The spatial trajectories generated by the traditional A* algorithm and the CFA* algorithm are identical, so only the diagram of the CFA* algorithm is shown. As can be seen from Figure 6, the trajectories planned by both the traditional A algorithm and the CFA* algorithm have lower costs, but they are near obstacles and do not consider the ground risk related to population density, failing to avoid areas with higher population density on the map, which can lead to high-risk operation. As shown in Figure 7, the diagram illustrates the optimization process of the local stage algorithm. The yellow square represents the starting point, and the yellow star represents the endpoint.
Table 1 encompasses the evaluation metrics of the two-stage air logistics transportation trajectory planning algorithm, the CFA* algorithm, and the conventional A* algorithm. Specifically, it includes risk value, trajectory distance, planning time, the average delay time, and whether conflicts occur. The risk value is defined as the sum of collision risk and ground risk values across the entire trajectory. From Table 1, it can be observed that the two-stage air logistics transportation trajectory planning algorithm proposed in this paper reduces the risk value by 80.82% compared to both the CFA* algorithm and the traditional A* algorithm. However, compared to the CFA* and A* algorithms, this algorithm increases some additional planning time. Nevertheless, considering the substantial improvement in safety, the increased planning time is deemed acceptable. Additionally, the CFA* algorithm exhibits a delay in arrival time, while the A* algorithm results in conflicts between two UAVs.
After simulation and comparative experiments, the results indicate that the method proposed in this paper can achieve the goal of replanning without secondary conflicts while preserving the global initial flight plan. Moreover, compared to the CFA* and A* algorithms, it can effectively reduce collision risk and ground risk with only a slight increase in trajectory distance and planning time.

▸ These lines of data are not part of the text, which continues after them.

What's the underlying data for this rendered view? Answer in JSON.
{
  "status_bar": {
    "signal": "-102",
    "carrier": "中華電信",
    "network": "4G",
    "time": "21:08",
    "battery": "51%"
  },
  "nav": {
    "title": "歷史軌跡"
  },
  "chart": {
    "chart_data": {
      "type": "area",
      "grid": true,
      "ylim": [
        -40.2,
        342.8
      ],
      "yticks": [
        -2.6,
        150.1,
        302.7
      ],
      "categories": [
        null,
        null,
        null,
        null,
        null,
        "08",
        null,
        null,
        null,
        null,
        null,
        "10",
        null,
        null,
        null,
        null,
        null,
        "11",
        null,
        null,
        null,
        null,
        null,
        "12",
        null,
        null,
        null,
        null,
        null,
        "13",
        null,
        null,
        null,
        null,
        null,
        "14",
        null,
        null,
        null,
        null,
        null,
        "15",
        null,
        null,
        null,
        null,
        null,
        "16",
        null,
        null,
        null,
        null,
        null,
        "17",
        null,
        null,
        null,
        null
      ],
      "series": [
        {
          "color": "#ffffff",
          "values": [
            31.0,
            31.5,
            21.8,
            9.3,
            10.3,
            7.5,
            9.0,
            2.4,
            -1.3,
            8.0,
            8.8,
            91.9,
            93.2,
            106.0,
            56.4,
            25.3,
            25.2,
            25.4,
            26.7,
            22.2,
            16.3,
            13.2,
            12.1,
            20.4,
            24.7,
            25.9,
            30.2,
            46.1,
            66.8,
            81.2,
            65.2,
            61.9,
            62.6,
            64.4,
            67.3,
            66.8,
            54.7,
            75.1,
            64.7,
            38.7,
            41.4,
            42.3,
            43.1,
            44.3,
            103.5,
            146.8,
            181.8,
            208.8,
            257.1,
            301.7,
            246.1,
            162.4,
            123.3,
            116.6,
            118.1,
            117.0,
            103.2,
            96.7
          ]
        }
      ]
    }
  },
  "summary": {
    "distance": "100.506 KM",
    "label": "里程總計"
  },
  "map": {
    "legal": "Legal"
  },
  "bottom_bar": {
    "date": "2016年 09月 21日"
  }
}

6.2. Case Study of Low-Risk Global Planning

This case will compare the effectiveness of RAGPM and traditional CFA* algorithms in global planning capabilities. The scenario is still set to an urban VLL scenario, with a map size of 100 m × 100 m × 100 m and a grid size of 10 m. The starting point and end point of the two UAVs are the same. As shown in Table 2, the evaluation will be based on the following indicators: the trajectory distance, the risk value of collision risk, the risk value of ground risk, and the risk value of overall risk.
As can be seen from Table 2, the two trajectory planning methods, RAGPM and CFA*, exhibit significant differences in trajectory distance, collision risk, ground risk, and overall risk. Although the CFA* method performs slightly better in trajectory distance, with a reduction of approximately 27.3% compared to RAGPM, RAGPM demonstrates lower risk levels in collision risk, ground risk, and overall risk, with reductions of approximately 38.1%, 65.1%, and 52.2% compared to the CFA* method, respectively. Figure 8 showcases the trajectories planned by RAGPM and A* in a risk grid under visualization conditions.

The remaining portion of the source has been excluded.